Meer mensen ontheemd door ontwikkeling dan door natuurrampen
Meer mensen ontheemd door ontwikkeling dan door natuurrampen

Mensen vluchten voor oorlog, vervolging, rampen of een ronduit uitzichtloze toekomst. Maar elk jaar moeten er ook zowat 15 miljoen mensen huis, veld en gemeenschap achterlaten omdat ze plaats moeten maken voor grote dammen, mijnen of andere grootschalige projecten van economische ontwikkeling.

De achtjarige Sandhya Rani haalt vandaag water op ongeveer een halve kilometer van haar huis in PettaMettaPally, een dorp in de Zuid-Indiase deelstaat Andhra Pradesh. Dat zal over enkele jaren veranderen, als de meer dan twee kilometer lange en vijftig meter hoge Polavari-dam afgewerkt zal zijn. Alleen zal Sandhya daar geen voordeel uit halen, want het water zal haar dorp helemaal onder water zetten.

Volgens de regering zullen er niet minder dan 276 dorpen overstroomd worden en zullen zeker 200.000 mensen moeten verhuizen – volgens tegenstanders gaat het zelfs om 300.000 mensen. Al die mensen, zegt Stella Paul in een recent artikel voor Reuters, worden door deze dam “ontwikkelingsvluchtelingen”.

De dorpelingen uit Andhra Pradesh zijn niet de enige slachtoffers van grootschalige ontwikkeling. Volgens migratie-expert Bogumil Terminski, in zijn recente boek Development-Induced Displacement and Resettlement, worden er wereldwijd elk jaar vijftien miljoen mensen uit hun huizen, dorpen of wijken gezet om plaats te maken voor grootschalige infrastructuur die economische ontwikkeling moet dienen. Daarmee vormen deze “ontwikkelingsvluchtelingen” – een term die Terminski liever vermijdt, hij verkiest het academisch correctere “DIDR” uit de titel van zijn boek – de grootste groep langdurig ontheemden. Want wie voor een overstroming of aardbeving op de vlucht gaat, keert meestal snel terug. En zelfs conflicten duren in de regel minder lang dan ontwikkelingsprojecten, die bijna altijd onomkeerbaar zijn.

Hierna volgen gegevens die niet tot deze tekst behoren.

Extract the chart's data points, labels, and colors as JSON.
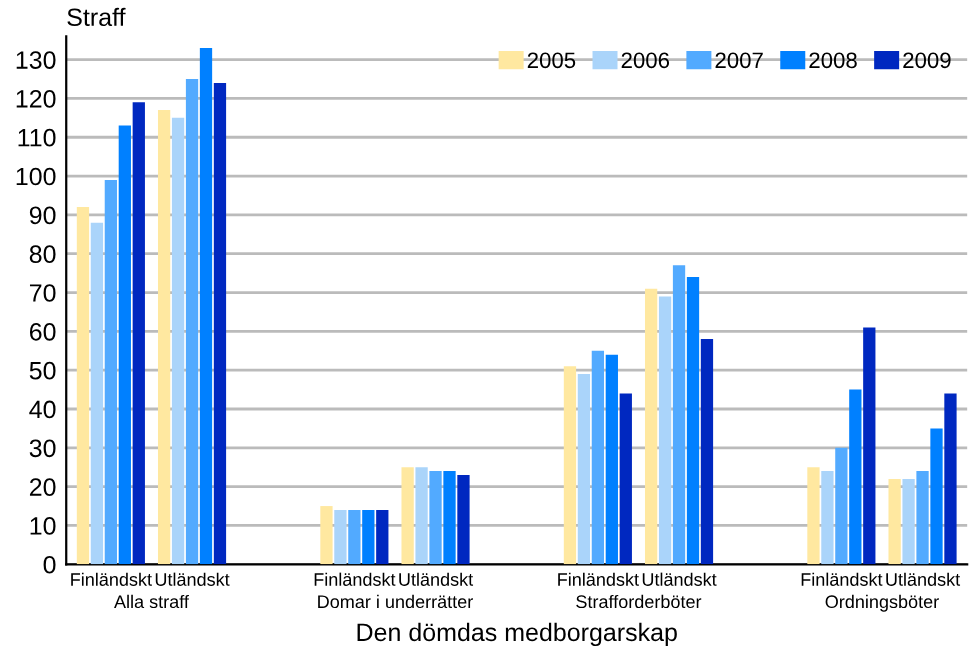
{
  "chart_data": {
    "type": "bar",
    "ylabel": "Straff",
    "xlabel": "Den dömdas medborgarskap",
    "categories": [
      "Finländskt",
      "Utländskt",
      null,
      "Finländskt",
      "Utländskt",
      null,
      "Finländskt",
      "Utländskt",
      null,
      "Finländskt",
      "Utländskt"
    ],
    "series": [
      {
        "name": "2005",
        "color": "#ffe8a0",
        "values": [
          92,
          117,
          null,
          15,
          25,
          null,
          51,
          71,
          null,
          25,
          22
        ]
      },
      {
        "name": "2006",
        "color": "#aad4fa",
        "values": [
          88,
          115,
          null,
          14,
          25,
          null,
          49,
          69,
          null,
          24,
          22
        ]
      },
      {
        "name": "2007",
        "color": "#52aaff",
        "values": [
          99,
          125,
          null,
          14,
          24,
          null,
          55,
          77,
          null,
          30,
          24
        ]
      },
      {
        "name": "2008",
        "color": "#0080ff",
        "values": [
          113,
          133,
          null,
          14,
          24,
          null,
          54,
          74,
          null,
          45,
          35
        ]
      },
      {
        "name": "2009",
        "color": "#0028c0",
        "values": [
          119,
          124,
          null,
          14,
          23,
          null,
          44,
          58,
          null,
          61,
          44
        ]
      }
    ],
    "annotations": [
      "Alla straff",
      "Domar i underrätter",
      "Strafforderböter",
      "Ordningsböter"
    ],
    "ylim": [
      0,
      136
    ],
    "yticks": [
      0,
      10,
      20,
      30,
      40,
      50,
      60,
      70,
      80,
      90,
      100,
      110,
      120,
      130
    ],
    "grid": "y",
    "legend": "top right"
  }
}
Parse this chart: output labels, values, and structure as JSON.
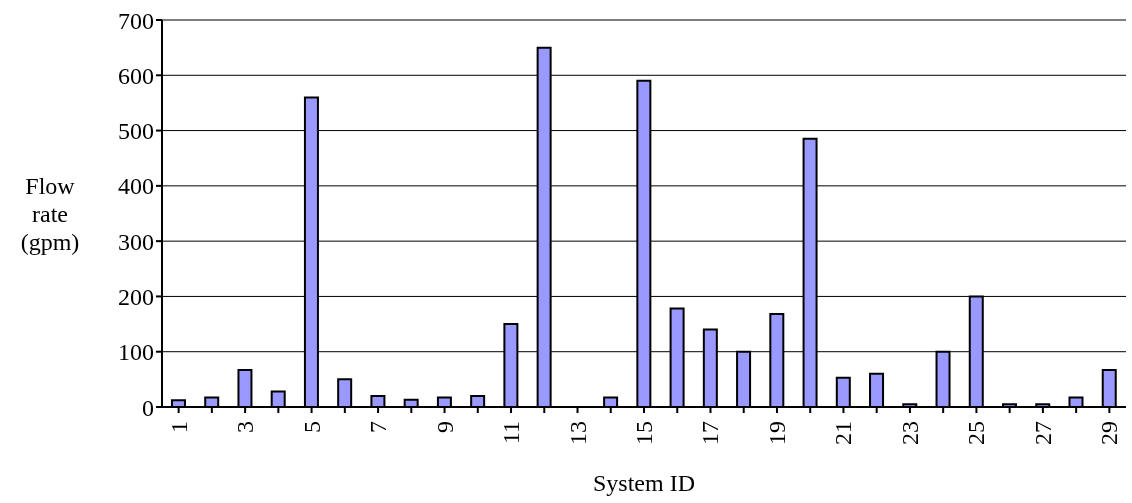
{
  "chart_data": {
    "type": "bar",
    "xlabel": "System ID",
    "ylabel": "Flow rate (gpm)",
    "categories": [
      "1",
      null,
      "3",
      null,
      "5",
      null,
      "7",
      null,
      "9",
      null,
      "11",
      null,
      "13",
      null,
      "15",
      null,
      "17",
      null,
      "19",
      null,
      "21",
      null,
      "23",
      null,
      "25",
      null,
      "27",
      null,
      "29"
    ],
    "values": [
      12,
      17,
      67,
      28,
      560,
      50,
      20,
      13,
      17,
      20,
      150,
      650,
      0,
      17,
      590,
      178,
      140,
      100,
      168,
      485,
      53,
      60,
      5,
      100,
      200,
      5,
      5,
      17,
      67
    ],
    "color": "#9999ff",
    "ylim": [
      0,
      700
    ],
    "yticks": [
      0,
      100,
      200,
      300,
      400,
      500,
      600,
      700
    ],
    "grid": "y"
  }
}
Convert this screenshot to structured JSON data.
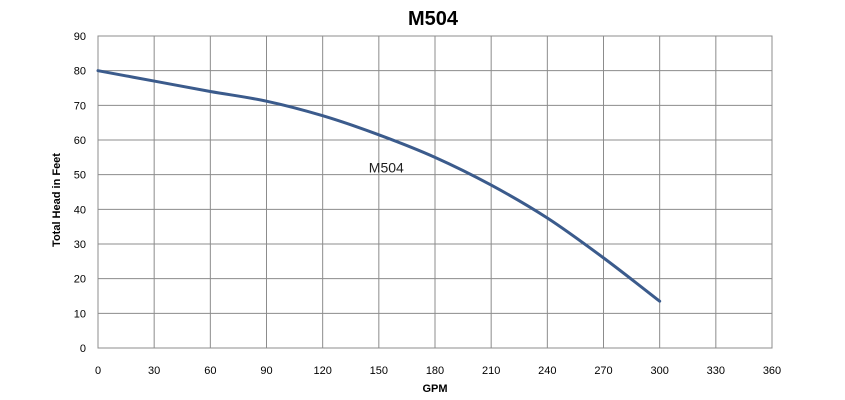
{
  "chart_data": {
    "type": "line",
    "title": "M504",
    "xlabel": "GPM",
    "ylabel": "Total Head in Feet",
    "xlim": [
      0,
      360
    ],
    "ylim": [
      0,
      90
    ],
    "x_ticks": [
      0,
      30,
      60,
      90,
      120,
      150,
      180,
      210,
      240,
      270,
      300,
      330,
      360
    ],
    "y_ticks": [
      0,
      10,
      20,
      30,
      40,
      50,
      60,
      70,
      80,
      90
    ],
    "grid": true,
    "legend": "none",
    "series": [
      {
        "name": "M504",
        "color": "#3b5b8c",
        "x": [
          0,
          30,
          60,
          90,
          120,
          150,
          180,
          210,
          240,
          270,
          300
        ],
        "y": [
          80,
          77,
          74,
          71.2,
          67,
          61.5,
          55,
          47,
          37.5,
          26,
          13.5
        ]
      }
    ],
    "annotations": [
      {
        "text": "M504",
        "x": 154,
        "y": 52
      }
    ]
  }
}
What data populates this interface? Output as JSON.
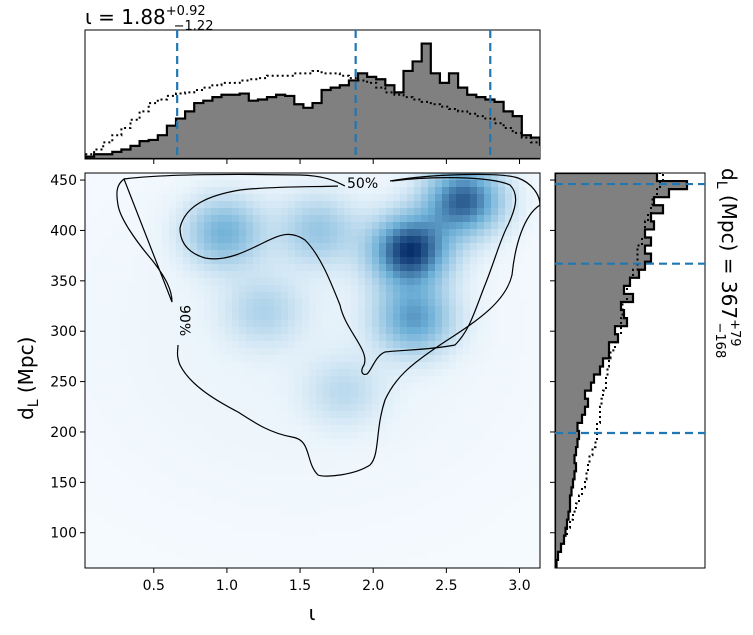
{
  "chart_data": {
    "type": "corner",
    "x": {
      "name": "ι",
      "range": [
        0.03,
        3.14
      ],
      "ticks": [
        0.5,
        1.0,
        1.5,
        2.0,
        2.5,
        3.0
      ],
      "tick_labels": [
        "0.5",
        "1.0",
        "1.5",
        "2.0",
        "2.5",
        "3.0"
      ],
      "summary": {
        "median": 1.88,
        "plus": 0.92,
        "minus": 1.22,
        "lower": 0.66,
        "upper": 2.8
      }
    },
    "y": {
      "name": "d_L (Mpc)",
      "range": [
        65,
        457
      ],
      "ticks": [
        100,
        150,
        200,
        250,
        300,
        350,
        400,
        450
      ],
      "tick_labels": [
        "100",
        "150",
        "200",
        "250",
        "300",
        "350",
        "400",
        "450"
      ],
      "summary": {
        "median": 367,
        "plus": 79,
        "minus": 168,
        "lower": 199,
        "upper": 446
      }
    },
    "titles": {
      "top": {
        "prefix": "ι = 1.88",
        "sup": "+0.92",
        "sub": "−1.22"
      },
      "right": {
        "prefix": "d",
        "prefix_sub": "L",
        "middle": " (Mpc) = 367",
        "sup": "+79",
        "sub": "−168"
      }
    },
    "xlabel": {
      "main": "ι"
    },
    "ylabel": {
      "main": "d",
      "sub": "L",
      "rest": " (Mpc)"
    },
    "contour_labels": [
      "50%",
      "90%"
    ],
    "density_peaks": [
      {
        "x": 2.25,
        "y": 380,
        "w": 1.0
      },
      {
        "x": 2.62,
        "y": 430,
        "w": 0.85
      },
      {
        "x": 2.28,
        "y": 312,
        "w": 0.6
      },
      {
        "x": 0.98,
        "y": 398,
        "w": 0.5
      },
      {
        "x": 1.62,
        "y": 400,
        "w": 0.35
      },
      {
        "x": 1.25,
        "y": 320,
        "w": 0.25
      },
      {
        "x": 1.8,
        "y": 240,
        "w": 0.2
      }
    ],
    "hist_x": {
      "edges_start": 0.03,
      "bin_width": 0.0622,
      "solid": [
        0.02,
        0.04,
        0.04,
        0.06,
        0.08,
        0.11,
        0.15,
        0.16,
        0.2,
        0.28,
        0.34,
        0.4,
        0.47,
        0.49,
        0.52,
        0.54,
        0.54,
        0.55,
        0.49,
        0.5,
        0.52,
        0.54,
        0.53,
        0.46,
        0.43,
        0.47,
        0.58,
        0.6,
        0.62,
        0.66,
        0.72,
        0.69,
        0.67,
        0.62,
        0.56,
        0.74,
        0.82,
        0.97,
        0.72,
        0.64,
        0.72,
        0.6,
        0.54,
        0.52,
        0.5,
        0.48,
        0.4,
        0.36,
        0.2,
        0.18,
        0.12,
        0.08
      ],
      "dotted": [
        0.04,
        0.08,
        0.14,
        0.2,
        0.26,
        0.33,
        0.4,
        0.47,
        0.5,
        0.53,
        0.55,
        0.56,
        0.58,
        0.6,
        0.62,
        0.64,
        0.64,
        0.66,
        0.67,
        0.68,
        0.7,
        0.7,
        0.7,
        0.72,
        0.72,
        0.74,
        0.72,
        0.72,
        0.7,
        0.68,
        0.66,
        0.64,
        0.6,
        0.56,
        0.54,
        0.52,
        0.5,
        0.48,
        0.46,
        0.44,
        0.42,
        0.4,
        0.38,
        0.36,
        0.34,
        0.3,
        0.26,
        0.22,
        0.18,
        0.14,
        0.1,
        0.05
      ]
    },
    "hist_y": {
      "edges_start": 65,
      "bin_width": 8,
      "solid": [
        0.01,
        0.02,
        0.04,
        0.06,
        0.07,
        0.08,
        0.09,
        0.1,
        0.1,
        0.11,
        0.12,
        0.13,
        0.14,
        0.13,
        0.14,
        0.15,
        0.16,
        0.15,
        0.18,
        0.2,
        0.22,
        0.2,
        0.24,
        0.26,
        0.3,
        0.32,
        0.36,
        0.36,
        0.42,
        0.4,
        0.48,
        0.46,
        0.44,
        0.52,
        0.46,
        0.5,
        0.56,
        0.6,
        0.64,
        0.6,
        0.64,
        0.6,
        0.66,
        0.64,
        0.72,
        0.66,
        0.76,
        0.88,
        0.68
      ],
      "dotted": [
        0.0,
        0.02,
        0.04,
        0.06,
        0.08,
        0.1,
        0.12,
        0.14,
        0.16,
        0.18,
        0.2,
        0.21,
        0.22,
        0.23,
        0.25,
        0.27,
        0.28,
        0.28,
        0.3,
        0.3,
        0.31,
        0.32,
        0.34,
        0.34,
        0.35,
        0.36,
        0.37,
        0.4,
        0.42,
        0.44,
        0.44,
        0.45,
        0.45,
        0.48,
        0.48,
        0.5,
        0.52,
        0.55,
        0.55,
        0.55,
        0.58,
        0.6,
        0.6,
        0.62,
        0.64,
        0.65,
        0.68,
        0.7,
        0.72
      ]
    },
    "colors": {
      "hist_fill": "#808080",
      "quantile_line": "#1f77b4",
      "contour": "#000000",
      "density_dark": "#08306b"
    }
  }
}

Bij de “ontwikkeling” waarvoor mensen moeten wijken, gaat het volgens Terminski niet alleen om megadammen en irrigatieprojecten, maar ook om onder andere wegen- of spoorweginfrastructuur, ontginning en vervoer van minerale rijkdommen, uitbreiding of herinrichting van steden, ontbossing en uitbreiding van plantagelandbouw.

De omvang definiëren van een veronachtzaamd fenomeen, dat zich bovendien afspeelt in achtergebleven binnenlanden, is altijd moeilijk, maar Terminski baseert zich op heel wat studies om tot zijn cijfers te komen. Twee van de opvallendste cijfers uit zijn onderzoek: in China werden tussen 1950 en 2008 70 miljoen mensen verplaatst voor ontwikkelingsprojecten, en over dezelfde periode zouden er in India 50 miljoen mensen gedwongen verhuisd zijn, waarvan 40 miljoen voor dammen en 2,5 miljoen voor mijnbouw.

Dat de aantallen ontheemden in deze twee Aziatische giganten zo enorm zijn, heeft uiteraard te maken met de omvang van hun bevolkingen, maar ook met het economische ontwikkelingsbeleid dat beide landen gevolgd hebben.

© Gie Goris

Honderden dorpen werden onder water gezet door de bouw van de Bangsaradam in Madhya Pradesh, India

© Gie Goris

U zult allen verdrinken

De twee opvallendste voorbeelden van impact van economische infrastructuur op massa’s burgers zijn respectievelijk de Drieklovendam in China en het Narmada-dammenproject in India. Voor de Drieklovendam moeten wellicht 1,26 miljoen mensen wijken, voor de dammen op de Narmada ongeveer 320.000 mensen, terwijl 90.000 hectare bos verloren gaat.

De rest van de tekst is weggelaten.